The lessons of human history are the truths of anthropology, of the human logos, which combines the qualities of the sign and the sacred. The sign, we (think we) understand: it is a means of communication, more efficient than the signals of animals because it is mediated by a consciousness that the sign allows us to share among us in a new way. But what we need to know as well is that we would not be human without what the sacred provides: the protection provided by the aura of holy untouchability that we naturally associate with religious services, but which is present in a small but crucial way in all but the most animalistic human interactions, most of which are mediated by words or gestures, that is, by signs that protect both the speaker and his interlocutor by deferring conflict over the objects of their common desire.

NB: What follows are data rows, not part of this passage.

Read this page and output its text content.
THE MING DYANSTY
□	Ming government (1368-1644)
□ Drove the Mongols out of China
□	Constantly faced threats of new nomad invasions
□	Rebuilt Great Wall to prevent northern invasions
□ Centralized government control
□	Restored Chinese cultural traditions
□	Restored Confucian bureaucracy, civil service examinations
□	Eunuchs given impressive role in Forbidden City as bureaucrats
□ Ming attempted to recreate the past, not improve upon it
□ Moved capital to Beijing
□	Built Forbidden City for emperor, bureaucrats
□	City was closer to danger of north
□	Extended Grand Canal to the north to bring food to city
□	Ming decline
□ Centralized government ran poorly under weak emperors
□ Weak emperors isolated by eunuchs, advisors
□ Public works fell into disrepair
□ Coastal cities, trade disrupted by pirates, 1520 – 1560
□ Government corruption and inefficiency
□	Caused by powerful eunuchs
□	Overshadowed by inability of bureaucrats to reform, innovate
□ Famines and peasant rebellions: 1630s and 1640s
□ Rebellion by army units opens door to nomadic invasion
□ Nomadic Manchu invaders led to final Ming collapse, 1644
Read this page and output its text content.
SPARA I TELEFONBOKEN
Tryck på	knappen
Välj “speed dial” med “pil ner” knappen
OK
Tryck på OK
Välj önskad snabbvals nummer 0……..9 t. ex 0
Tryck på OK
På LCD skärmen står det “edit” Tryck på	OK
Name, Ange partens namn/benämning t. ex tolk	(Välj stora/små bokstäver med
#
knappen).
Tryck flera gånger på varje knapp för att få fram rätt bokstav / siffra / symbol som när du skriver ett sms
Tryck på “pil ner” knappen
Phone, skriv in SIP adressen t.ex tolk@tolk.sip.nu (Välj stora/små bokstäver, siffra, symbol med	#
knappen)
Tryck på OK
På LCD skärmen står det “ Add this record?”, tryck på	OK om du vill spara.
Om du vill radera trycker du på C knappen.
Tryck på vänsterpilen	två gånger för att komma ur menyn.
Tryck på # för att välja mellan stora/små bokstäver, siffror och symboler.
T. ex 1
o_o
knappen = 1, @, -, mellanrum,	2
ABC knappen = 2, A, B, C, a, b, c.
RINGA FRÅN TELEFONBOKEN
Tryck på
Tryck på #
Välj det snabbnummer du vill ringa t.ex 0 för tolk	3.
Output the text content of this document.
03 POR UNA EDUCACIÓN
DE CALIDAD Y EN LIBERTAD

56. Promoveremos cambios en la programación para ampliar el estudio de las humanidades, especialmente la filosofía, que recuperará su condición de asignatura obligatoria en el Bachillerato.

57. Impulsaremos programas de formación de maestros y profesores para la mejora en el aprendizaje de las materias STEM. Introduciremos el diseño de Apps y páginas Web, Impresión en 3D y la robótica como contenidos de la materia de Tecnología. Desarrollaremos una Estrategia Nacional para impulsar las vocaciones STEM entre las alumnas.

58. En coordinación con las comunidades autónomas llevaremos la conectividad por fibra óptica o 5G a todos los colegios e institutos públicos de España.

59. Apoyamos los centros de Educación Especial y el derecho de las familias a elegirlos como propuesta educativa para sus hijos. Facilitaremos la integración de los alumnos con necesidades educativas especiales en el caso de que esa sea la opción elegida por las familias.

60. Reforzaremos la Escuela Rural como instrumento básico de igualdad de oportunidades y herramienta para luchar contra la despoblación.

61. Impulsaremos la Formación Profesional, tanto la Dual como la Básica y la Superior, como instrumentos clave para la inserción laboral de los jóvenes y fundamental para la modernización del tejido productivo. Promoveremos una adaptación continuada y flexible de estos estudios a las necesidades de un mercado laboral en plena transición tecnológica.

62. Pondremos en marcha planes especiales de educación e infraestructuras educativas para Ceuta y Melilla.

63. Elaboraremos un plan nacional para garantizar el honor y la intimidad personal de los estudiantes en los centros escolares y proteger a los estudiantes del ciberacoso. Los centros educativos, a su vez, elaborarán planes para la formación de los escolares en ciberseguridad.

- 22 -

The sign and the sacred were coeval, born at the same moment; one could not exist without the other. And as the Bible shows us at Babel, signs are arbitrary; but the sacred is One. The Hebrews did not invent either language or religion, but they were the first to grasp that in sharing the sense of the sacred, all humanity is one—and worships the One God, whatever name we give him.
Hence religious Jews just call him HaShem, “the name”—for which the closest Greek, or Christian, equivalent is the logos.